Rules of the Handmaid’s Tale:
The rules of this movie are vast and mult-faceted. But I jotted down a few as they came up throughout episode 1:
1. Handmaidens are required to always goes in twos
2. The Handmaidens are not allowed to read the news
3. Handmaidens are restricted to stay in the house, specifically their room
4. Alcohol, cigarettes, etc. are all black market items and illegal
Thoughts on the First Episode
After watching the first episode I was fairly blown away. It was such a good portrayal of the book. Obviously this isn’t a cookie cutter from the book because there are numerous deltas that are obvious without much work. But it has heightened the fear from the book. Boiled down and concentrated the elements that were truly horrifying from the book. But it is so well done, and so interesting, I can’t wait to see where the show goes next. Obviously we are going to see the relationship between Offred and the Commander grow and get more complex. We will see … yeah, we are going to see lots of crazy going on. That’s for sure.

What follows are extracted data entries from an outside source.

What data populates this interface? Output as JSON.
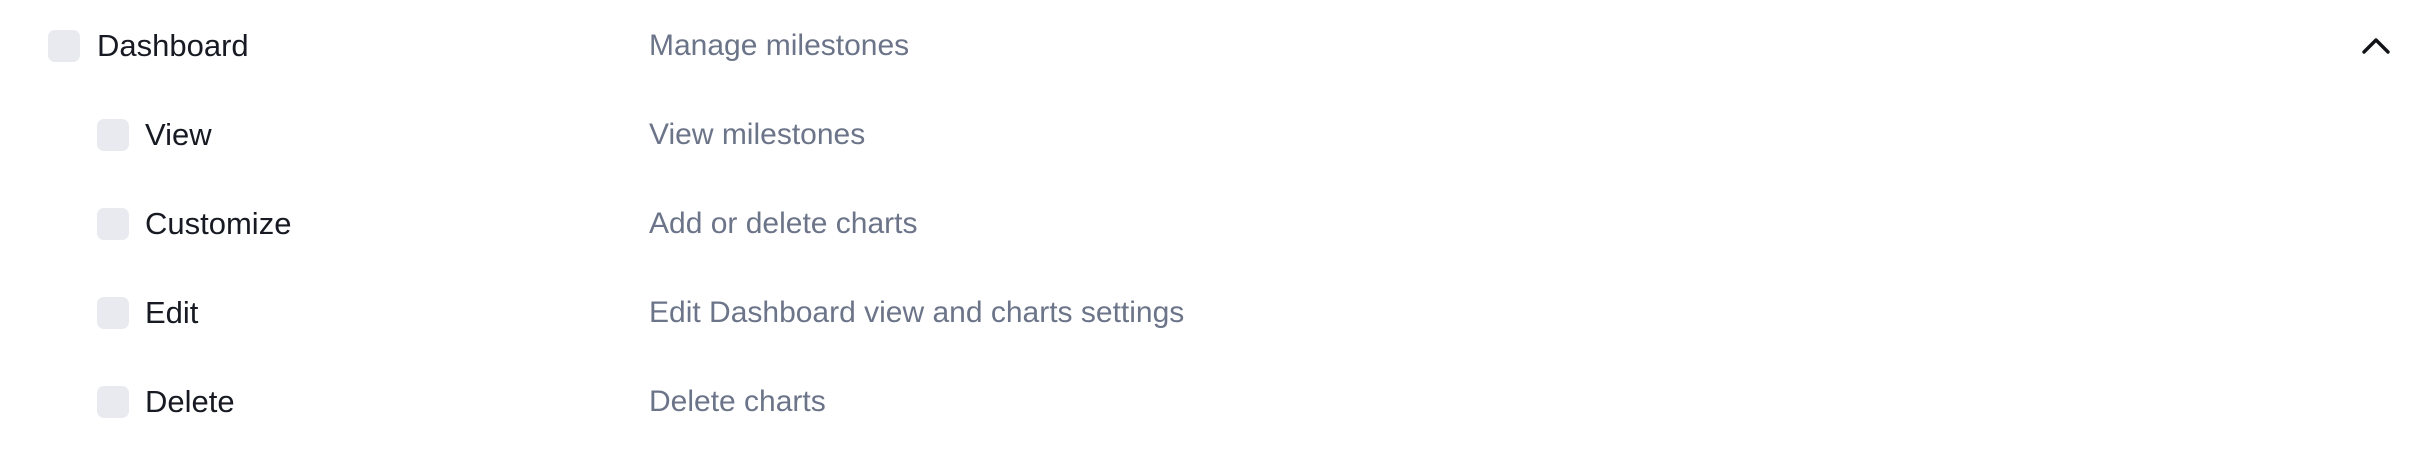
{
  "group": {
    "label": "Dashboard",
    "description": "Manage milestones",
    "checked": false,
    "expanded": true,
    "toggle_icon": "chevron-up-icon"
  },
  "permissions": [
    {
      "label": "View",
      "description": "View milestones",
      "checked": false
    },
    {
      "label": "Customize",
      "description": "Add or delete charts",
      "checked": false
    },
    {
      "label": "Edit",
      "description": "Edit Dashboard view and charts settings",
      "checked": false
    },
    {
      "label": "Delete",
      "description": "Delete charts",
      "checked": false
    }
  ],
  "colors": {
    "label_text": "#171a22",
    "description_text": "#6b7488",
    "checkbox_fill": "#e8eaef",
    "background": "#ffffff"
  }
}
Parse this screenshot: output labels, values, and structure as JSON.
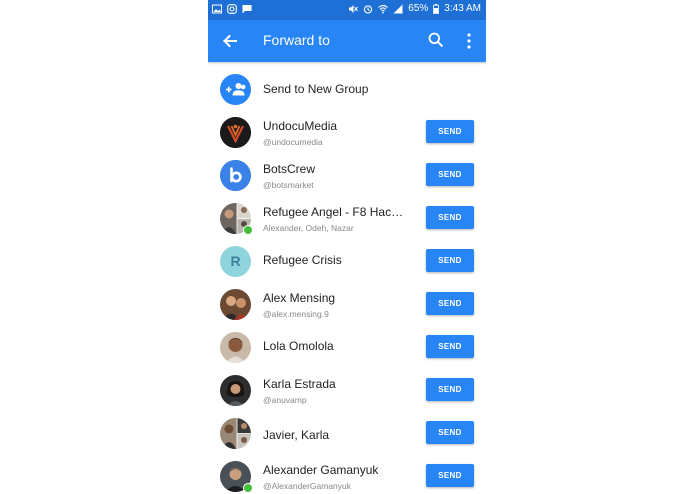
{
  "status_bar": {
    "battery": "65%",
    "time": "3:43 AM",
    "left_icons": [
      "gallery-icon",
      "instagram-icon",
      "message-icon"
    ],
    "right_icons": [
      "mute-icon",
      "alarm-icon",
      "wifi-icon",
      "signal-icon",
      "battery-icon"
    ]
  },
  "app_bar": {
    "title": "Forward to",
    "back_icon": "arrow-back-icon",
    "search_icon": "search-icon",
    "more_icon": "more-vert-icon"
  },
  "new_group": {
    "label": "Send to New Group",
    "icon": "group-add-icon"
  },
  "colors": {
    "status_bar": "#1e6fd6",
    "app_bar": "#2785f5",
    "send_button": "#2785f5",
    "online": "#44bf3a"
  },
  "contacts": [
    {
      "name": "UndocuMedia",
      "subtitle": "@undocumedia",
      "send_label": "SEND",
      "avatar": "undocumedia-logo",
      "online": false
    },
    {
      "name": "BotsCrew",
      "subtitle": "@botsmarket",
      "send_label": "SEND",
      "avatar": "botscrew-logo",
      "online": false
    },
    {
      "name": "Refugee Angel - F8 Hackat...",
      "subtitle": "Alexander, Odeh, Nazar",
      "send_label": "SEND",
      "avatar": "group-photo",
      "online": true
    },
    {
      "name": "Refugee Crisis",
      "subtitle": "",
      "send_label": "SEND",
      "avatar": "letter-r",
      "avatar_letter": "R",
      "online": false
    },
    {
      "name": "Alex Mensing",
      "subtitle": "@alex.mensing.9",
      "send_label": "SEND",
      "avatar": "user-photo",
      "online": false
    },
    {
      "name": "Lola Omolola",
      "subtitle": "",
      "send_label": "SEND",
      "avatar": "user-photo",
      "online": false
    },
    {
      "name": "Karla Estrada",
      "subtitle": "@anuvamp",
      "send_label": "SEND",
      "avatar": "user-photo",
      "online": false
    },
    {
      "name": "Javier, Karla",
      "subtitle": "",
      "send_label": "SEND",
      "avatar": "group-photo",
      "online": false
    },
    {
      "name": "Alexander Gamanyuk",
      "subtitle": "@AlexanderGamanyuk",
      "send_label": "SEND",
      "avatar": "user-photo",
      "online": true
    }
  ]
}
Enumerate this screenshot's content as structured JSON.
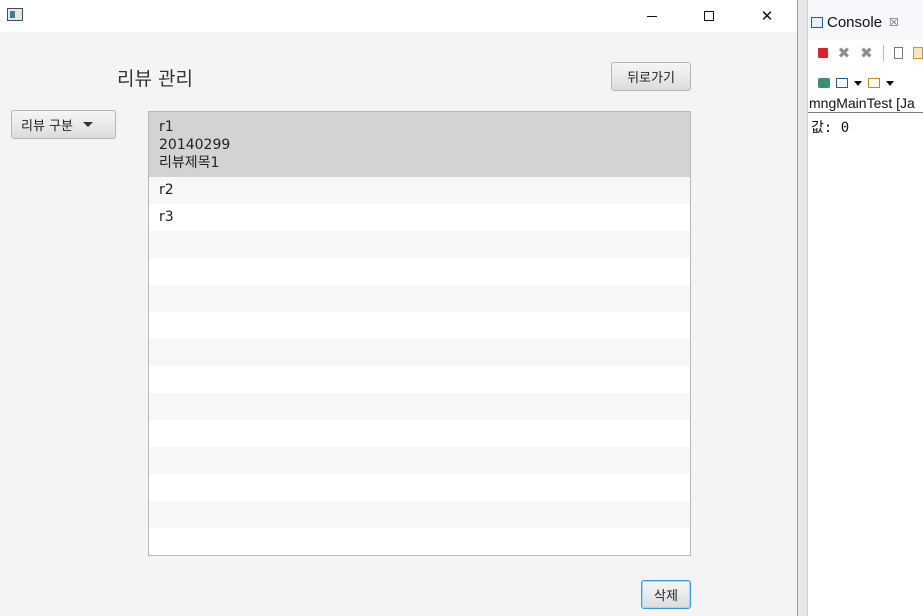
{
  "window": {
    "controls": {
      "minimize": "minimize",
      "maximize": "maximize",
      "close": "✕"
    }
  },
  "header": {
    "title": "리뷰 관리",
    "back_label": "뒤로가기"
  },
  "filter": {
    "category_label": "리뷰 구분"
  },
  "review_list": {
    "selected_item": {
      "id": "r1",
      "date": "20140299",
      "title": "리뷰제목1"
    },
    "items": [
      "r2",
      "r3"
    ]
  },
  "footer": {
    "delete_label": "삭제"
  },
  "eclipse": {
    "tab_label": "Console",
    "tab_close": "☒",
    "launch_label": "mngMainTest [Ja",
    "output_line": "값: 0"
  }
}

Over the next couple days I will post a walk through and a discussion for episode 2 and for episode 3. Then the episode 4 through 10 will come weekly as Hulu releases them. What are your thoughts though? Where do you think this is going to go? Obviously don’t spoil it for others if you’ve jumped through the next two. Can’t wait to watch the next show… well, in a sort of, I can’t look away sort of way.